Each individual has a different amount of grey in the crown.
My face is so covered in mosquito bites that it looks lumpy, like that of a boxer at the end of a long career.
A suddent crashing in the undergrowth next to us one morning, and an enormous black feral hog appears on the trail and thunders away from us. On another day, as we search for our warblers, we come upon an area of ground strewn with pig skulls, large patches of black bristly hair, and a noticeable smell. We have accidentally discovered the place where hog hunters clean their kills.
The other birds in Howell Woods are ridiculously, comically beautiful. Male Summer Tanagers are everywhere, calling to their dullish yellow mates with their drip-drop calls, their bodies entirely a pure vivid red. Indigo Buntings, Blue Grosbeaks, and Eastern Bluebirds are all flashes of blue, some darker and deeper, others a bright shiny glint.
Light at night attracts an astonishing array of moths.

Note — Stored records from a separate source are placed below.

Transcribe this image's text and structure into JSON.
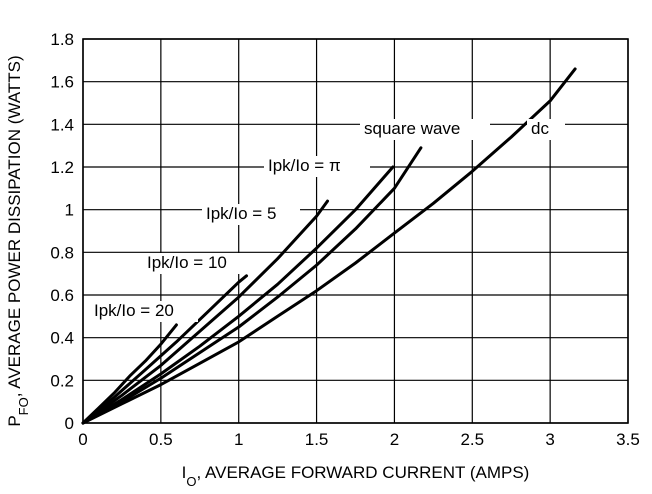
{
  "chart_data": {
    "type": "line",
    "title": "",
    "xlabel": {
      "main": "I",
      "sub": "O",
      "rest": ", AVERAGE FORWARD CURRENT (AMPS)"
    },
    "ylabel": {
      "main": "P",
      "sub": "FO",
      "rest": ", AVERAGE POWER DISSIPATION (WATTS)"
    },
    "xlim": [
      0,
      3.5
    ],
    "ylim": [
      0,
      1.8
    ],
    "xticks": [
      0,
      0.5,
      1,
      1.5,
      2,
      2.5,
      3,
      3.5
    ],
    "xtick_labels": [
      "0",
      "0.5",
      "1",
      "1.5",
      "2",
      "2.5",
      "3",
      "3.5"
    ],
    "yticks": [
      0,
      0.2,
      0.4,
      0.6,
      0.8,
      1.0,
      1.2,
      1.4,
      1.6,
      1.8
    ],
    "ytick_labels": [
      "0",
      "0.2",
      "0.4",
      "0.6",
      "0.8",
      "1",
      "1.2",
      "1.4",
      "1.6",
      "1.8"
    ],
    "grid": true,
    "series": [
      {
        "name": "Ipk/Io = 20",
        "x": [
          0,
          0.1,
          0.2,
          0.3,
          0.4,
          0.5,
          0.6
        ],
        "y": [
          0,
          0.07,
          0.14,
          0.22,
          0.29,
          0.37,
          0.46
        ]
      },
      {
        "name": "Ipk/Io = 10",
        "x": [
          0,
          0.2,
          0.4,
          0.6,
          0.8,
          1.0,
          1.05
        ],
        "y": [
          0,
          0.12,
          0.25,
          0.38,
          0.52,
          0.66,
          0.69
        ]
      },
      {
        "name": "Ipk/Io = 5",
        "x": [
          0,
          0.25,
          0.5,
          0.75,
          1.0,
          1.25,
          1.5,
          1.57
        ],
        "y": [
          0,
          0.13,
          0.27,
          0.43,
          0.59,
          0.77,
          0.97,
          1.04
        ]
      },
      {
        "name": "Ipk/Io = π",
        "x": [
          0,
          0.25,
          0.5,
          0.75,
          1.0,
          1.25,
          1.5,
          1.75,
          1.99
        ],
        "y": [
          0,
          0.11,
          0.23,
          0.36,
          0.5,
          0.65,
          0.82,
          1.0,
          1.2
        ]
      },
      {
        "name": "square wave",
        "x": [
          0,
          0.25,
          0.5,
          0.75,
          1.0,
          1.25,
          1.5,
          1.75,
          2.0,
          2.17
        ],
        "y": [
          0,
          0.1,
          0.21,
          0.33,
          0.45,
          0.59,
          0.74,
          0.91,
          1.1,
          1.29
        ]
      },
      {
        "name": "dc",
        "x": [
          0,
          0.25,
          0.5,
          0.75,
          1.0,
          1.25,
          1.5,
          1.75,
          2.0,
          2.25,
          2.5,
          2.75,
          3.0,
          3.16
        ],
        "y": [
          0,
          0.09,
          0.18,
          0.28,
          0.38,
          0.5,
          0.62,
          0.75,
          0.89,
          1.03,
          1.18,
          1.34,
          1.51,
          1.66
        ]
      }
    ],
    "annotations": [
      {
        "text": "Ipk/Io = 20"
      },
      {
        "text": "Ipk/Io = 10"
      },
      {
        "text": "Ipk/Io = 5"
      },
      {
        "text": "Ipk/Io = π"
      },
      {
        "text": "square wave"
      },
      {
        "text": "dc"
      }
    ]
  }
}
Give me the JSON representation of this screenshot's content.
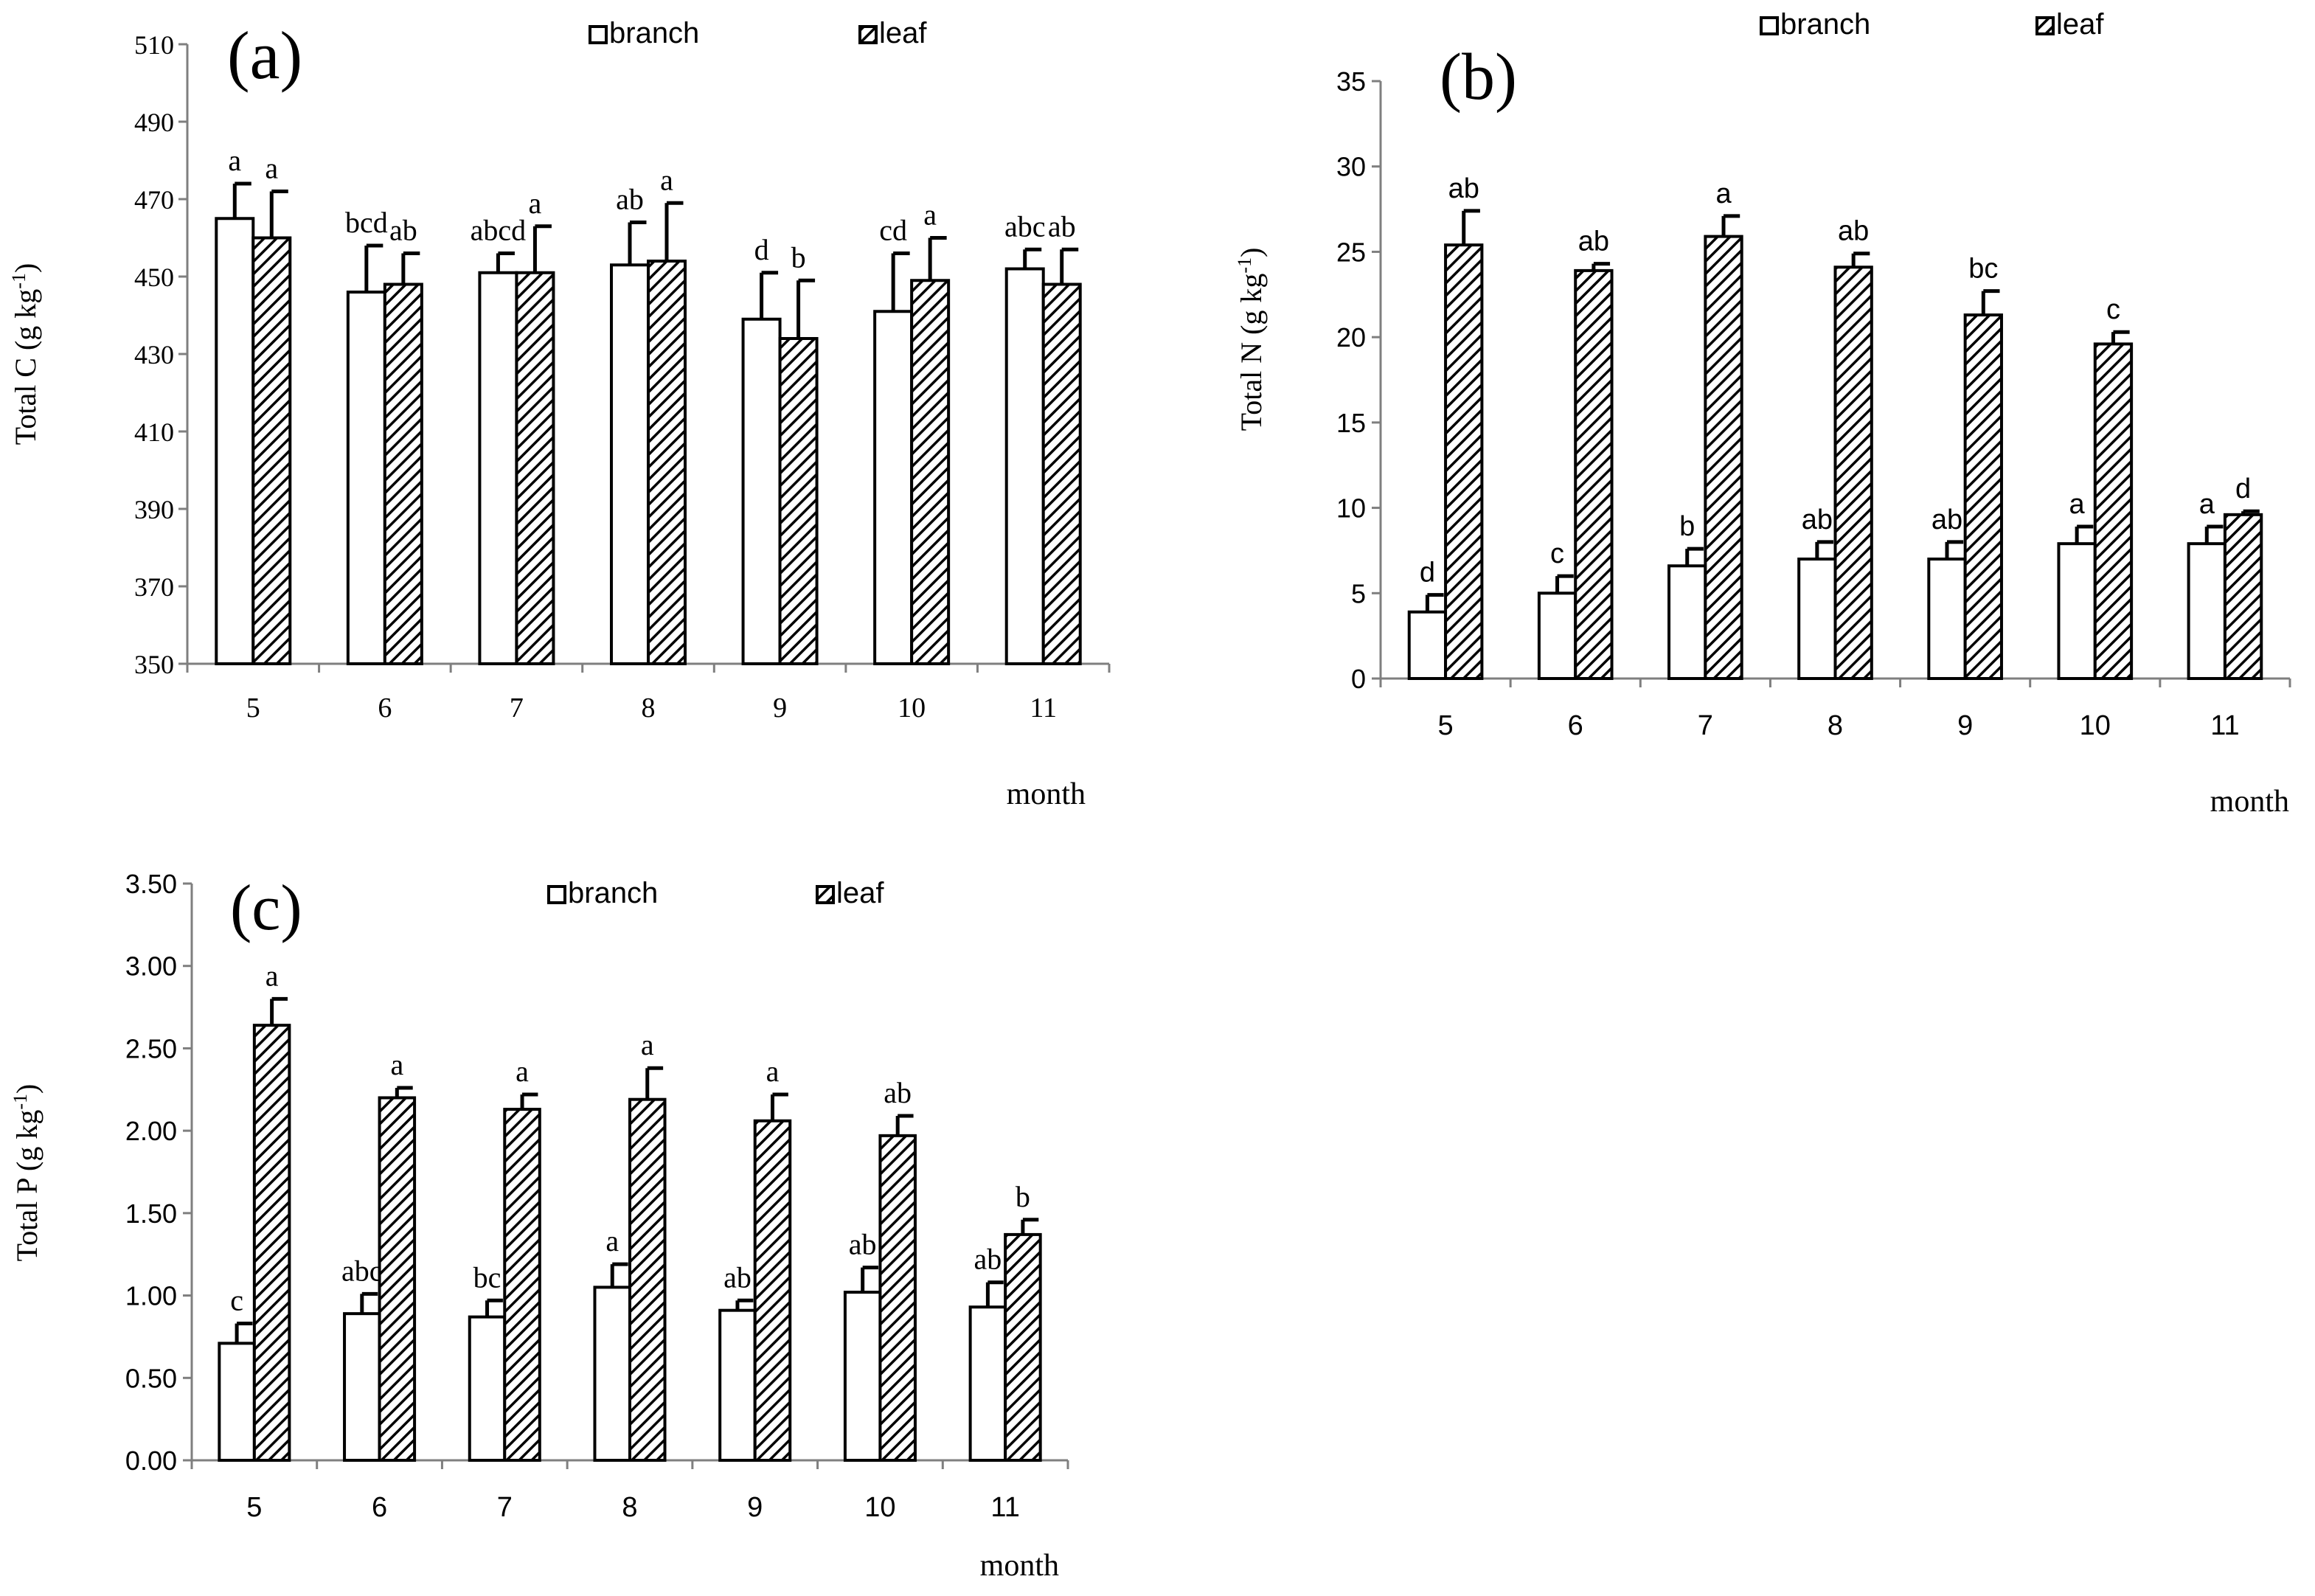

A moth pretending to be a bit of wood (on a metal light fixture).
We try to find our birds in a nearby state park as well. The woman at the visitor information center raises her eyebrows when we ask if she has any idea where Kentucky Warblers might be; “Well, my first thought is, ‘Go to Kentucky,'” she says drily. We hike through the likeliest-looking habitat but find none.

We do find a very fierce garter snake, however.
In the end we sample 11 Kentucky Warblers, well short of our target of 20, but still enough—we hope—to fill the gap in our map of their geographic genetic variation. We can’t stay to catch more: we need to head west, to the mountains, to chase our other target birds.

The 11th and final Kentucky Warbler we sampled.